2. L'acclimatation nécessaire de l'auditeur externe

Dans le cadre de l'expérimentation de la certification des comptes des collectivités territoriales, c'est un cabinet privé, exerçant la profession réglementée de commissaire aux comptes, qui procède aux vérifications, puis rend son avis. Cet aspect n'est pas négligeable en ce qu'il renvoie à des cultures professionnelles différentes.

De fait, l'auditeur externe doit s'adapter à l'organisation et au fonctionnement de la collectivité. Dans les services de celle-ci, la culture de l'écrit prévaut et le principe hiérarchique est prégnant. Par ailleurs, la collectivité vit en partie au rythme de son assemblée délibérante avec par conséquent un agenda spécifique. Or, les équipes des cabinets de commissariat aux comptes sont davantage habituées à travailler sur des temps plus courts que ceux de la sphère publique et en ayant davantage recours aux échanges oraux.
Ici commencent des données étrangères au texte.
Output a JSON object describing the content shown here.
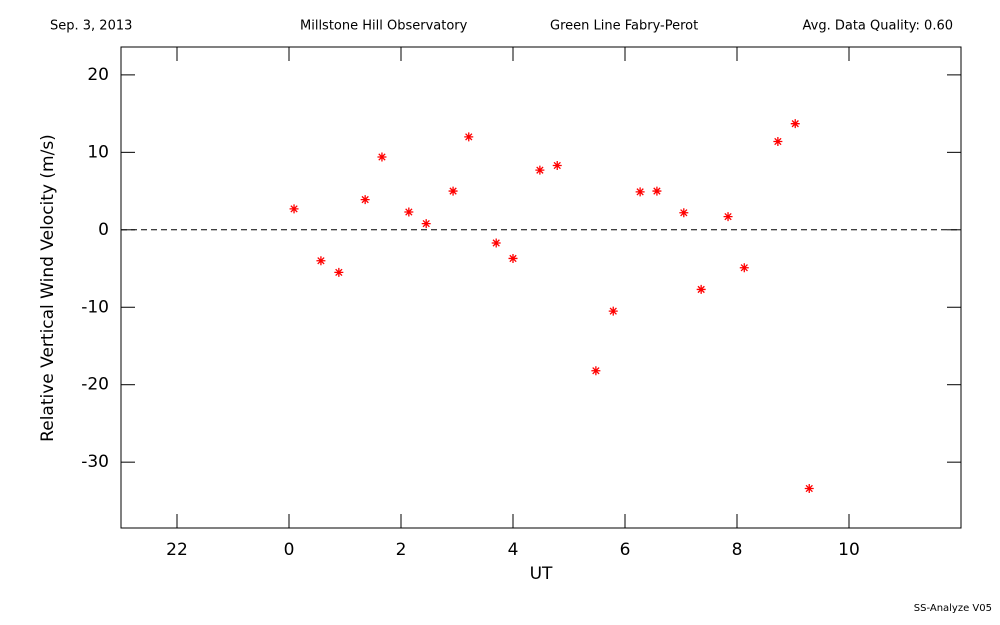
{
  "chart_data": {
    "type": "scatter",
    "header": [
      "Sep. 3, 2013",
      "Millstone Hill Observatory",
      "Green Line Fabry-Perot",
      "Avg. Data Quality: 0.60"
    ],
    "footer": "SS-Analyze V05",
    "x_label": "UT",
    "y_label": "Relative Vertical Wind Velocity (m/s)",
    "color": "#ff0000",
    "reference_line": 0,
    "xlim": [
      -3,
      12
    ],
    "xticks": [
      {
        "value": -2,
        "label": "22"
      },
      0,
      2,
      4,
      6,
      8,
      10
    ],
    "ylim": [
      -38.5,
      23.6
    ],
    "yticks": [
      -30,
      -20,
      -10,
      0,
      10,
      20
    ],
    "x": [
      0.09,
      0.57,
      0.89,
      1.36,
      1.66,
      2.14,
      2.45,
      2.93,
      3.21,
      3.7,
      4.0,
      4.48,
      4.79,
      5.48,
      5.79,
      6.27,
      6.57,
      7.05,
      7.36,
      7.84,
      8.13,
      8.73,
      9.04,
      9.29
    ],
    "values": [
      2.7,
      -4.0,
      -5.5,
      3.9,
      9.4,
      2.3,
      0.8,
      5.0,
      12.0,
      -1.7,
      -3.7,
      7.7,
      8.3,
      -18.2,
      -10.5,
      4.9,
      5.0,
      2.2,
      -7.7,
      1.7,
      -4.9,
      11.4,
      13.7,
      -33.4
    ]
  }
}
Les règles budgétaires et comptables des collectivités territoriales ne sont pas non plus familières, en général, à ces auditeurs externes. La DGFiP souligne d'ailleurs que « les retours d'expérience mettent en évidence un besoin de familiarisation aux particularités « budgétaro-comptables » du secteur local de la part des professionnels du chiffre ; les commissaires aux comptes réalisent leurs audits selon les dispositions du code de commerce. Si les spécificités de l'action publique locale sont intégrées dans les référentiels comptables et si les normes comptables publiques tendent à converger vers celles de la comptabilité privée, le commissaire aux comptes doit adapter son approche au contexte spécifique du secteur public local et, pour ce faire, en comprendre les particularités ».

Au total, comme l'a estimé Pascal Bellemin, directeur des Finances, du Pilotage de gestion et des Affaires juridiques du département de la Savoie, « si la préparation à la certification nécessite du temps pour les collectivités afin d'adapter leur organisation et leurs processus, c'est aussi le cas du côté des commissaires aux comptes qui doivent apprendre le secteur public ».

Ce temps d'acculturation explique notamment pourquoi les collectivités expérimentatrices expriment une nette préférence à pouvoir travailler dans la durée avec leur commissaire aux comptes. Un changement de cabinet trop fréquent impliquerait en effet de consacrer de nouveau du temps à la pédagogie auprès du nouveau cabinet mandaté.


* 24 Réponse écrite de l'ADF au questionnaire de votre rapporteur.

* 25 Cf. liste en Annexe 2.

* 26 Dont 166 sont les prolongements de celles émises à l'issue des diagnostics globaux d'entrée.

* 27 Réponse écrite d'Intercommunalités de France au questionnaire de votre rapporteur.

* 28 Les conditions de sa production sont précisées dans le tome IV du référentiel « M57 ».